Image processing techniques of acquiring two-dimensional information of an object to be measured, and estimating three dimensional information of the object based on the two-dimensional information have been known.
According to a first image processing technique, when performing a matching operation between two images acquired from an object to be measured, highly precise matching result may be acquired in a short period of time (for example, Japanese Laid-open Patent Publication No. 2006-331108). According to the first technique, in stereo measurement using Dynamic Programming (DP) matching, an area where there is no change in the luminance values of corresponding pixels between frames succeeds the route searching result of the preceding frame. An area where there is no change in the luminance values of corresponding pixels between adjacent scanning lines in one frame processing succeeds the route searching result of the just preceding scanning line.
According to a second technique, for example, in searching a feature point of an object on an epipolar line of a second image, false detection is checked while calculating a distance from a first camera to the object with high accuracy (for example, Japanese Laid-open Patent Publication No. 2013-257289). According to the second technique, an image processing device acquires a first image formed by imaging a workpiece with a main camera, and a second image formed by imaging the workpiece with a sub camera having a line of sight different from the main camera. Then, the image processing device searches on an epipolar line of the second image, to specify a feature point of the workpiece on the second image, and calculates a distance to the workpiece by stereo method. At this time, based on the number of pixels of a feature quantity of the workpiece stored in advance in the storage device and the distance to the workpiece, an approximate value of the distance between the main camera and the workpiece is calculated from the number of pixels of the feature quantity of the workpiece in the first image. Then, according to the approximate value of the distance, the image processing device sets a search range for searching a feature point of the workpiece on the epipolar line in the second image so as to narrow the search range.
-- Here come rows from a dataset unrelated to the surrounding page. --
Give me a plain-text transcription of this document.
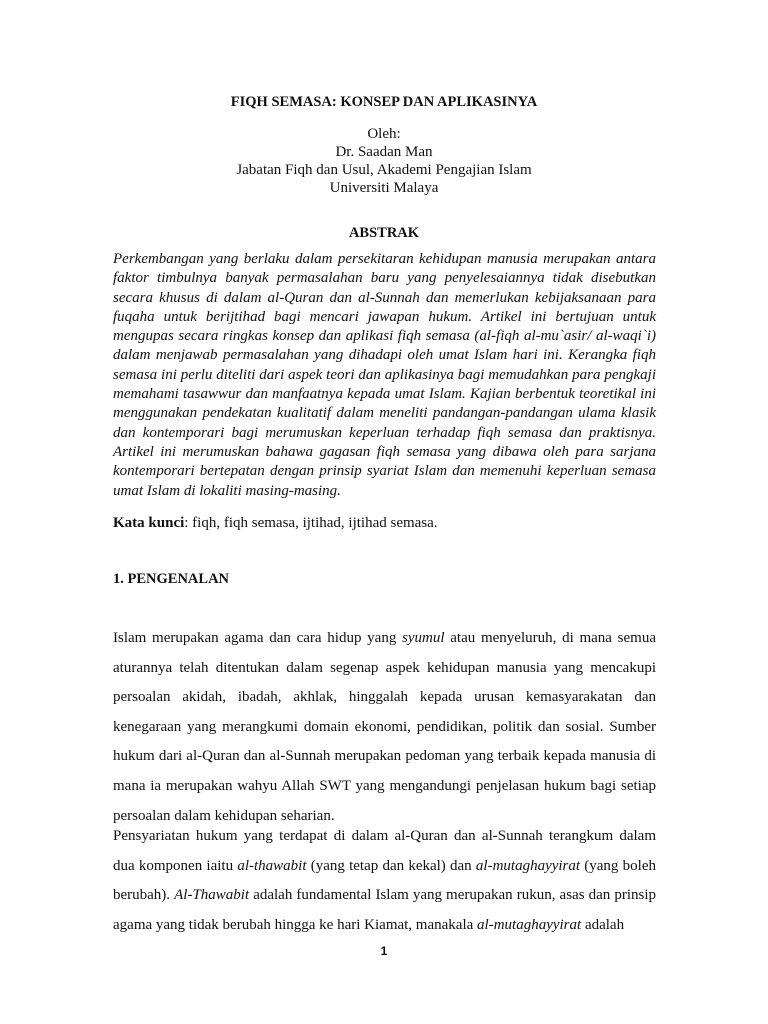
FIQH SEMASA: KONSEP DAN APLIKASINYA
Oleh:
Dr. Saadan Man
Jabatan Fiqh dan Usul, Akademi Pengajian Islam
Universiti Malaya
ABSTRAK

Perkembangan yang berlaku dalam persekitaran kehidupan manusia merupakan antara faktor timbulnya banyak permasalahan baru yang penyelesaiannya tidak disebutkan secara khusus di dalam al-Quran dan al-Sunnah dan memerlukan kebijaksanaan para fuqaha untuk berijtihad bagi mencari jawapan hukum. Artikel ini bertujuan untuk mengupas secara ringkas konsep dan aplikasi fiqh semasa (al-fiqh al-mu`asir/ al-waqi`i) dalam menjawab permasalahan yang dihadapi oleh umat Islam hari ini. Kerangka fiqh semasa ini perlu diteliti dari aspek teori dan aplikasinya bagi memudahkan para pengkaji memahami tasawwur dan manfaatnya kepada umat Islam. Kajian berbentuk teoretikal ini menggunakan pendekatan kualitatif dalam meneliti pandangan-pandangan ulama klasik dan kontemporari bagi merumuskan keperluan terhadap fiqh semasa dan praktisnya. Artikel ini merumuskan bahawa gagasan fiqh semasa yang dibawa oleh para sarjana kontemporari bertepatan dengan prinsip syariat Islam dan memenuhi keperluan semasa umat Islam di lokaliti masing-masing.

Kata kunci: fiqh, fiqh semasa, ijtihad, ijtihad semasa.

1. PENGENALAN

Islam merupakan agama dan cara hidup yang syumul atau menyeluruh, di mana semua aturannya telah ditentukan dalam segenap aspek kehidupan manusia yang mencakupi persoalan akidah, ibadah, akhlak, hinggalah kepada urusan kemasyarakatan dan kenegaraan yang merangkumi domain ekonomi, pendidikan, politik dan sosial. Sumber hukum dari al-Quran dan al-Sunnah merupakan pedoman yang terbaik kepada manusia di mana ia merupakan wahyu Allah SWT yang mengandungi penjelasan hukum bagi setiap persoalan dalam kehidupan seharian.

Pensyariatan hukum yang terdapat di dalam al-Quran dan al-Sunnah terangkum dalam dua komponen iaitu al-thawabit (yang tetap dan kekal) dan al-mutaghayyirat (yang boleh berubah). Al-Thawabit adalah fundamental Islam yang merupakan rukun, asas dan prinsip agama yang tidak berubah hingga ke hari Kiamat, manakala al-mutaghayyirat adalah

1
According to a third technique, for example, a position of a feature in the periphery of a road is measured (for example, Japanese Laid-open Patent Publication No. 2009-75117). According to the third technique, an image with the photographed periphery of the road is stored in an image storage part. A three dimensional point group model storage unit stores a point group indicating three dimensional coordinates obtained by laser measurement executed simultaneously with the photographing of the image, as a road surface shape model. A model projection part projects the point group onto the image, and an image display part displays the image and the point group superimposed together on a display. A user assigns a pixel on a measuring-objective feature as a measuring image point by an image point input part. A vicinity extracting part extracts a point positioned in the vicinity of the measuring image point and superposed with the measuring-objective feature, from the point group. A feature position calculating part outputs the three dimensional coordinates indicated by the extracted point, as the three dimensional coordinates of the measuring-objective feature.